You are allowed to like
no one, you know. The characters
are not people.
They are aspects of a dilemma or conflict. (17)
|
Persephone's Struggle |
It's possible that while we might seek an answer to these questions from Persephone, she couldn't give one. Perhaps she's tired of loving what she'd rather hate and hating what she'd rather love; perhaps she no longer cares since having an answer would have no effect on her unchosen obligation. Scott's painting "Persephone's Struggle"--Scott's painted Persephone a number of times in the past year--captures that ambiguity. Despite the painting's title, Persephone appears more somnolent and resigned than struggling. Furthermore, the realm above the membrane she's penetrating, above the boundary she's crossing, seems identical to the one below it--and identically vague in nature. Strangely little drama and difference as she passes from the world of the living to the world of the dead. Maybe we're all habituated to such anti-climactic metaphorical crossings.
|
Bridge |
Is death always so familiar and so near? And does it heighten and inform our experience of life, shape it more positively than we'd rather imagine? Is it most through our own bodies that we experience the pull of and connection between both states, both worlds? In two of Scott's paintings, "Bridge" and "Rare Water" (the latter is seen below and to the left), the human body becomes an isthmus that joins two bodies of land, and in so doing connects two realms that might otherwise be happily or unhappily separate.

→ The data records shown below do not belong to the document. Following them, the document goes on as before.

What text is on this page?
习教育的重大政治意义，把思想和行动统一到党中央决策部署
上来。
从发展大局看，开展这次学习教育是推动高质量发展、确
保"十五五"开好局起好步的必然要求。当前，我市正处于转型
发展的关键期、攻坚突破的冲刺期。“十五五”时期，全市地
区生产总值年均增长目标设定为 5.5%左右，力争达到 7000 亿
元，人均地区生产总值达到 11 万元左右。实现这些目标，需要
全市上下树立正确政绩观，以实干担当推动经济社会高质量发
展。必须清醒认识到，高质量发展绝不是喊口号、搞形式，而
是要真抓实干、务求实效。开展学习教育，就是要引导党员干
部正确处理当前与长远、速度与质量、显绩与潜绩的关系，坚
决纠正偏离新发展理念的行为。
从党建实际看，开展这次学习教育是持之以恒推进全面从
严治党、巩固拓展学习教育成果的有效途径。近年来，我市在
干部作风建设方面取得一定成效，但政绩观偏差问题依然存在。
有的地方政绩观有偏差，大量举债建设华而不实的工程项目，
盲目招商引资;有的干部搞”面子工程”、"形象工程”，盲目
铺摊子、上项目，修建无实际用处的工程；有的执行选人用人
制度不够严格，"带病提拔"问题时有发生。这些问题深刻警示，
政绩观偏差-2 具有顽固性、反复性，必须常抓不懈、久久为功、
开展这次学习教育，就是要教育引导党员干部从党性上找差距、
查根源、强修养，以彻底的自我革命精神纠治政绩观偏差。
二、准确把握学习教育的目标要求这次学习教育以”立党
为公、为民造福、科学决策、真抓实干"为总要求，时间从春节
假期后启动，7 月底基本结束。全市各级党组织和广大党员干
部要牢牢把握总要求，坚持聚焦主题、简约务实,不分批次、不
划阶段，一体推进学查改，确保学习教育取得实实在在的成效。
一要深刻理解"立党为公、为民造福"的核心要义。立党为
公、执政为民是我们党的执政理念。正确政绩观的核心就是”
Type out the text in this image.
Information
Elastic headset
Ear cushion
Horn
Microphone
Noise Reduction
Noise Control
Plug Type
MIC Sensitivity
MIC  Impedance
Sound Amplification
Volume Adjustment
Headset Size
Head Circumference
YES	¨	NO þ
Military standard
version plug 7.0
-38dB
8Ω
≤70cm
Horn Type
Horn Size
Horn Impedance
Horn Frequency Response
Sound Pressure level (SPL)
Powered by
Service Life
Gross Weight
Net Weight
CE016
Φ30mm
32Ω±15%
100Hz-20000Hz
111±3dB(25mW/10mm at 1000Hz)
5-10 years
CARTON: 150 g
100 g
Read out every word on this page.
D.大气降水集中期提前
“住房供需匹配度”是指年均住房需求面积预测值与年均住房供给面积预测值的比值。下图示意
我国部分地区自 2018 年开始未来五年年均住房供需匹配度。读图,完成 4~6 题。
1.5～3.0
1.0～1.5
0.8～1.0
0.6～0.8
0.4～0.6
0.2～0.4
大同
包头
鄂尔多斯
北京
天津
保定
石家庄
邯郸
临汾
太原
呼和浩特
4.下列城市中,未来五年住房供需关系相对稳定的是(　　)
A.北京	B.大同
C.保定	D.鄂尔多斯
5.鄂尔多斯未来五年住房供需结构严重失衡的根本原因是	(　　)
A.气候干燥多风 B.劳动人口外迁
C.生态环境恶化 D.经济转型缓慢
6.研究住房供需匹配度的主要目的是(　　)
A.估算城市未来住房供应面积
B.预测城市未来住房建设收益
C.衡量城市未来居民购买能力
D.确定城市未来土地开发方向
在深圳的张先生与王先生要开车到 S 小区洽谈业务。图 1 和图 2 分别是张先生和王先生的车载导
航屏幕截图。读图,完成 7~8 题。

There's effort involved in maintaining this joining--and there's also reward, as "Rare Water" suggests. But this business of being fully human--and inescapably mortal--is not for the faint of heart!
|
Rare Water |
There's some serious stuff going on Scott Ketcham's recent works. Some days I'm initially uplifted by the possibilities and tensions they explore; other days I'm weighed down by them. But always I'm intrigued. And inevitably, the more deeply I engage with them, the more I both experience the complex humanity of and feel for Scott's figures, all of them on a journey for which there are many maps and no maps at all. Whether you journey down to Rockland to Scott's open studios on November 21 and 22 (see a copy of the flyer with the address below), or simply choose to spend some time looking at his web site, I'd be curious to know what you think and feel as you look at Scott's latest work. So please plunge in! As J. Alfred Prufrock would say in T.S. Eliot's poem, "Oh, do not ask, 'What is it?'/Let us go and make our visit."
* From "Sailing to Byzantium" by William Butler Yeats: <https://www.poets.org/poetsorg/poem/sailing-byzantium>
** Denril is "a versatile multi-media polypropylene material that combines the
best properties of both drafting film and paper. Translucent,
double-sided matte surface accepts pencil, pen & ink, markers, etc.": <http://www.artistcraftsman.com/borden-riley-denril-multi-media-vellum.html>.
*** Bonnie Raitt's phrase from her song "Tangled and Dark" on Luck of the Draw, the album/CD that she put out in 1991.
****
Glück, Louise. Averno. New York: Farrar, Straus and Giroux, 2006. Print.